A former professor [William V. Spanos] argues, as he always does, reversely, in his latest book, that the western world, European culture, with its aggressive and militant attitudes, since at least Charles the Great, has been an extention of Roman Culture, not Greek culture (he's Greek)... not Greek to us; Roman to us.

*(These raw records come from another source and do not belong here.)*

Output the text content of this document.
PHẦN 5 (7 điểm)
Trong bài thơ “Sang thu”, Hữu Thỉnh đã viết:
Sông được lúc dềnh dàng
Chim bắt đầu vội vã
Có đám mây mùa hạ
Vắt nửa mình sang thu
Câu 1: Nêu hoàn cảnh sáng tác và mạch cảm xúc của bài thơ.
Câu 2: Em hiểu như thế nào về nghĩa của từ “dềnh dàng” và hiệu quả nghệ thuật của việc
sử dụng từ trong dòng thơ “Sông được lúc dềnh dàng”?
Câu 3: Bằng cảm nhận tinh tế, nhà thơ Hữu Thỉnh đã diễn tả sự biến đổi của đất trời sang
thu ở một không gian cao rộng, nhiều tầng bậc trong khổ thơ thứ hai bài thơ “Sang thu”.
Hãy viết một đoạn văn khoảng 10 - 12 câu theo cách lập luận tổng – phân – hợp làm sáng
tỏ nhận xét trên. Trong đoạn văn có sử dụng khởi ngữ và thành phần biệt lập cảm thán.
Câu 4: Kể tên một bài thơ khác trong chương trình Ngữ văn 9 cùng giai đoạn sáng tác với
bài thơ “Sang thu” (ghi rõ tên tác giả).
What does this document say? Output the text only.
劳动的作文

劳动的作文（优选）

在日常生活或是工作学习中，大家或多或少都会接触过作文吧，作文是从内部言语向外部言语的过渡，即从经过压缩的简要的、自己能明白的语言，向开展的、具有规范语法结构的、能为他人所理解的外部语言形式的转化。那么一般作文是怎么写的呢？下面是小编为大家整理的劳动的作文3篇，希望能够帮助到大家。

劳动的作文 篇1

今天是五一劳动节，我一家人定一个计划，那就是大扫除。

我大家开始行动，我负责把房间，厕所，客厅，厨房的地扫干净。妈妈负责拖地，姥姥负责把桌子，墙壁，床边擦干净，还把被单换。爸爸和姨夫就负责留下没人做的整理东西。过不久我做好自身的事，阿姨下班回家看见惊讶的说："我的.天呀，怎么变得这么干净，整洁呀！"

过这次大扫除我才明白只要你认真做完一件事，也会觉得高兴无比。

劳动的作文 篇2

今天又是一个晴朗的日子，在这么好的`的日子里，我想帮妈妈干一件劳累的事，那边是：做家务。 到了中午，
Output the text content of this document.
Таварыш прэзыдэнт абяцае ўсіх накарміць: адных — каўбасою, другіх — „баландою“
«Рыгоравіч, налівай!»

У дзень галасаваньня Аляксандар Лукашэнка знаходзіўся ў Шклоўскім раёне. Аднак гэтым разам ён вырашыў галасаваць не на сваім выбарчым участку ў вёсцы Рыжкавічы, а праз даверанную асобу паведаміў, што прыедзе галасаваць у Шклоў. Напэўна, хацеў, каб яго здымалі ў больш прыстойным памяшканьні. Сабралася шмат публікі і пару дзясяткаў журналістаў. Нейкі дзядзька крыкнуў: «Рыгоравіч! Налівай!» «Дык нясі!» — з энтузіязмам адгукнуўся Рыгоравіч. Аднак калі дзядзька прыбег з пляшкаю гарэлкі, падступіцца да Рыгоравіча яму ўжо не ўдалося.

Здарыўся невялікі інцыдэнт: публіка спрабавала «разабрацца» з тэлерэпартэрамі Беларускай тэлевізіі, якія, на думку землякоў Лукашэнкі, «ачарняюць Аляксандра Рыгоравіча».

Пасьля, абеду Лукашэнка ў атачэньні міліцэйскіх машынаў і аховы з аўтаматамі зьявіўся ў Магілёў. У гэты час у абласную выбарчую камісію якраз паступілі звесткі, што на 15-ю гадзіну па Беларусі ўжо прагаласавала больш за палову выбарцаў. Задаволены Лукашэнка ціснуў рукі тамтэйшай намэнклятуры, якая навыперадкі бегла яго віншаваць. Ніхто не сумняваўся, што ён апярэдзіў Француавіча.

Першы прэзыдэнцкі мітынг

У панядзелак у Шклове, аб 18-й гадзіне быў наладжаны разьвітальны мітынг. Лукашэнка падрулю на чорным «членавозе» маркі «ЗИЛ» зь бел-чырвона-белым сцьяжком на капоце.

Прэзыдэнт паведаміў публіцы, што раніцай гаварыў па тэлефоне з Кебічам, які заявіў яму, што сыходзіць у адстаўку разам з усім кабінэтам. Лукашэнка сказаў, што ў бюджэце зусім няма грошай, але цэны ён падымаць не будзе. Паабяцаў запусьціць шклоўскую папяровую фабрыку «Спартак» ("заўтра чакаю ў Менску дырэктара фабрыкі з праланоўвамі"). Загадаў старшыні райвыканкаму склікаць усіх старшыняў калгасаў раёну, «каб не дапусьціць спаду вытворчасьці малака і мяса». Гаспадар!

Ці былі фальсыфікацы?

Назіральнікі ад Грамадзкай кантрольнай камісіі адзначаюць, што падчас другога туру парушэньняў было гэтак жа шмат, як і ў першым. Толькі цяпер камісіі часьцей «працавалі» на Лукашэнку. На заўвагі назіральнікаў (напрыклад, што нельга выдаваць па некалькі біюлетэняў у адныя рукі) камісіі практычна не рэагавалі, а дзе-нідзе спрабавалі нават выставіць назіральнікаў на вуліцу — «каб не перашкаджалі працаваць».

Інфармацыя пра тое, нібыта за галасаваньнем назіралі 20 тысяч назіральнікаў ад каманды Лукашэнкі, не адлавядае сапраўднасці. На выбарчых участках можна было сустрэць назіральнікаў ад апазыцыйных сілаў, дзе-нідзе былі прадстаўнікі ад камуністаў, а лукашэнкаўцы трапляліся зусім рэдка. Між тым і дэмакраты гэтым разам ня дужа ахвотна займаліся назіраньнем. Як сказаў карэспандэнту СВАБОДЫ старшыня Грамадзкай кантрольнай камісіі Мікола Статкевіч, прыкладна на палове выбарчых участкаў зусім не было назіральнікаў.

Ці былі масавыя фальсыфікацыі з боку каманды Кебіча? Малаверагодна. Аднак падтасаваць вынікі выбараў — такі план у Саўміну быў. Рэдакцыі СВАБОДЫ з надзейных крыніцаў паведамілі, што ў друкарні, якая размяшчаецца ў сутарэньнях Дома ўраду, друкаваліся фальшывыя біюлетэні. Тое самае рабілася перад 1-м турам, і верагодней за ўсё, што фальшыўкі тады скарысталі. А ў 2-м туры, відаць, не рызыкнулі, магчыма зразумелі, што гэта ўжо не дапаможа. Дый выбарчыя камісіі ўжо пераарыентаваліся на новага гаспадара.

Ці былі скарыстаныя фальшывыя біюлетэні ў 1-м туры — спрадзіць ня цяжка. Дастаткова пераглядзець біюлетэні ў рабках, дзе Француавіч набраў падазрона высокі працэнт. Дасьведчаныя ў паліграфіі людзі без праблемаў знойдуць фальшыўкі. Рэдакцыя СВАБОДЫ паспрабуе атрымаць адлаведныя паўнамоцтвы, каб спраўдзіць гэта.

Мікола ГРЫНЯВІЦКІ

I guess this is a sidebar comment.
Very often though, the winners settle into conquered territory, take the women, kill a lot of men, beget the begotten; their children learning the mother tongue, their children, like second generation Americans (or what have you) becoming assimilated more to the matriarchal heritage, the partimony remaining, resessive and exterior. We wear Roman clothes, speak the mind of a Greek, if we be Hellenistic Atticans, around first century New Era.
g'luck,
Peter
Give me my Flaccus Bacchus. Dionysius was the youngest of the Greek gods, and the first to die. T or F.
I only worship Flatus
Platus Pussus, among the Musses.
Leaving aside Chronos and Ouranos.
"Chro -o-o- nos....is on my side, yes he is"
Miccus Jaggerus
Wasn't Chronos a Titan, or maybe one of the pre-Greek gods, that preceeded the Olympians, Zeus et al, long before Dionysus. Ouranus with Gaia, Ocean and Earth, were even more primordial, older gods of nature, to be replaced by Zeus and his gang.
:-)>-):-(
Father and grandfather of Zeus, Hera, Hades, Poseidon et al. I'd have thought that gave them a claim on godhood.